While I have not used those in the crownwheel application, I do use them particularly around alloy trans housings, exhaust headers, drysump pump mounts etc, have yet to see anything come loose where we use them. Only thing that is a little disconcerting is the breakaway torque reqd when removing them to service a part.
Thanks, and couldn't be at a better place to get them from. They also have them in stainless as well as a couple of plating. 3/8" zinc-steel looked about $11usd for 25, Stainless were about a $1 each. I didn't look but would be cool if they had a US and Metric assortments.
[EDIT] - It seems they have assortments in US sizes at McMaster
From the movie the two bolts that was locked with safety wire , had nothing with locking to do , You must use safetywire the right way if you want to lock a bolt/nut. I use locktite for some bolts/nuts , from my experience in aircraft building(experimental) I think I'll stick to wire for things that it is important to trust.
I have checked the web and the demonstration.

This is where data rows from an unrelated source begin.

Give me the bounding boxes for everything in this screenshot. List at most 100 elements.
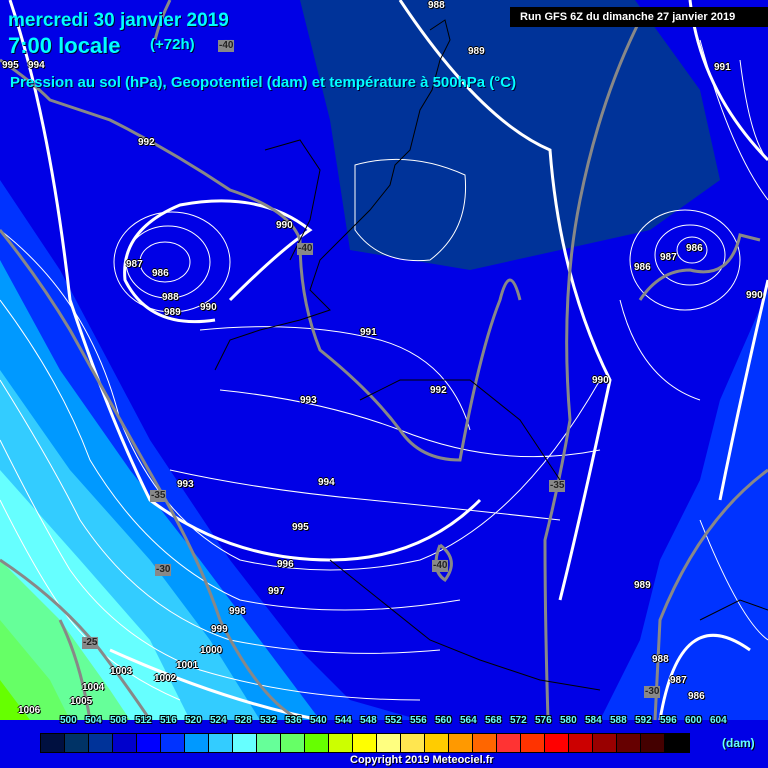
isotherm-label: -40: [297, 243, 314, 255]
geopotential-508-region: [300, 0, 720, 270]
isobar-label: 992: [430, 385, 447, 396]
legend-swatch: [137, 734, 161, 752]
legend-level-label: 552: [385, 715, 402, 726]
legend-swatch: [209, 734, 233, 752]
copyright: Copyright 2019 Meteociel.fr: [350, 754, 494, 766]
legend-level-label: 592: [635, 715, 652, 726]
isobar-label: 996: [277, 559, 294, 570]
legend-swatch: [185, 734, 209, 752]
isobar-label: 998: [229, 606, 246, 617]
isobar-label: 987: [670, 675, 687, 686]
isotherm-label: -30: [644, 686, 661, 698]
legend-swatch: [233, 734, 257, 752]
isobar-label: 993: [300, 395, 317, 406]
isobar-label: 986: [686, 243, 703, 254]
isotherm-label: -35: [150, 490, 167, 502]
isobar-label: 994: [318, 477, 335, 488]
isotherm-label: -40: [432, 560, 449, 572]
isobar-label: 989: [634, 580, 651, 591]
isotherms-500hpa: [0, 0, 768, 722]
isobar-label: 1002: [154, 673, 177, 684]
legend-swatch: [425, 734, 449, 752]
isotherm-label: -25: [82, 637, 99, 649]
isobar-label: 989: [164, 307, 181, 318]
legend-level-label: 596: [660, 715, 677, 726]
isobar-label: 990: [200, 302, 217, 313]
legend-level-label: 604: [710, 715, 727, 726]
legend-swatch: [65, 734, 89, 752]
isobar-label: 990: [746, 290, 763, 301]
legend-level-label: 584: [585, 715, 602, 726]
coastlines: [214, 19, 768, 691]
model-run-label: Run GFS 6Z du dimanche 27 janvier 2019: [510, 7, 768, 27]
legend-swatch: [521, 734, 545, 752]
isobar-label: 990: [592, 375, 609, 386]
isobar-label: 988: [652, 654, 669, 665]
legend-swatch: [257, 734, 281, 752]
legend-swatch: [41, 734, 65, 752]
isobar-label: 990: [276, 220, 293, 231]
isobar-label: 997: [268, 586, 285, 597]
forecast-lead-time: (+72h): [150, 36, 195, 53]
legend-swatch: [161, 734, 185, 752]
isobar-label: 986: [688, 691, 705, 702]
isobar-label: 1003: [110, 666, 133, 677]
legend-level-label: 600: [685, 715, 702, 726]
isobar-label: 987: [126, 259, 143, 270]
legend-level-label: 540: [310, 715, 327, 726]
isotherm-label: -30: [155, 564, 172, 576]
geopotential-520-region-east: [600, 290, 768, 720]
legend-level-label: 508: [110, 715, 127, 726]
isobar-label: 995: [2, 60, 19, 71]
isobars-thin: [0, 39, 768, 701]
isobar-label: 1006: [18, 705, 41, 716]
forecast-date: mercredi 30 janvier 2019: [8, 10, 229, 31]
geopotential-544-region: [0, 680, 30, 720]
color-legend: [40, 733, 690, 753]
legend-level-label: 568: [485, 715, 502, 726]
legend-level-label: 512: [135, 715, 152, 726]
isobar-label: 995: [292, 522, 309, 533]
legend-level-label: 536: [285, 715, 302, 726]
legend-swatch: [545, 734, 569, 752]
legend-swatch: [89, 734, 113, 752]
isobar-label: 986: [634, 262, 651, 273]
isobar-label: 986: [152, 268, 169, 279]
legend-level-label: 544: [335, 715, 352, 726]
legend-swatch: [449, 734, 473, 752]
legend-swatch: [401, 734, 425, 752]
legend-level-label: 560: [435, 715, 452, 726]
legend-level-label: 524: [210, 715, 227, 726]
isobar-label: 1004: [82, 682, 105, 693]
legend-swatch: [617, 734, 641, 752]
isobar-label: 1001: [176, 660, 199, 671]
legend-swatch: [281, 734, 305, 752]
isobar-label: 1000: [200, 645, 223, 656]
legend-swatch: [377, 734, 401, 752]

To me it sounds like it is not a joke. Next Tuesday the Italian importer is coming to meet me with some samples and a concrete demonstration.
If the describtion is completely true and there are not influencing parameters that ill never become pubblics, this is the best invention in terms of trustability of bolting necessities.
Will do some tests and will come back to you by september about it.
In theory it works perfectly.
I have used them on my Rover V8 race motor which was continually loosening off the rocker cover screws. Fitted Nordlocks and never had another problem. Didn't know about over torquing them 30% though, they were just tightened up the same as before. Not sure that I'd be keen to over torque into alloy though.
I have got them in my hands and I will definetly use them in someareas of my transmissions. They are the best when they work on surfaces which are not hardened. If the opposite material is harder then 52 HRC they do not work anymore.
Who is using Nord-Lock washers shall have a basic knowledge in terms of steels and hardened steels. But generally they are the best on the market. As it always happen, the best things have some restrictions. Anyway better then many restrictions.
I used them years ago in a mining application that had to withstand high vibration and high shock. Never experienced a failure. They were also used on a component that required periodic maintenance and were reused.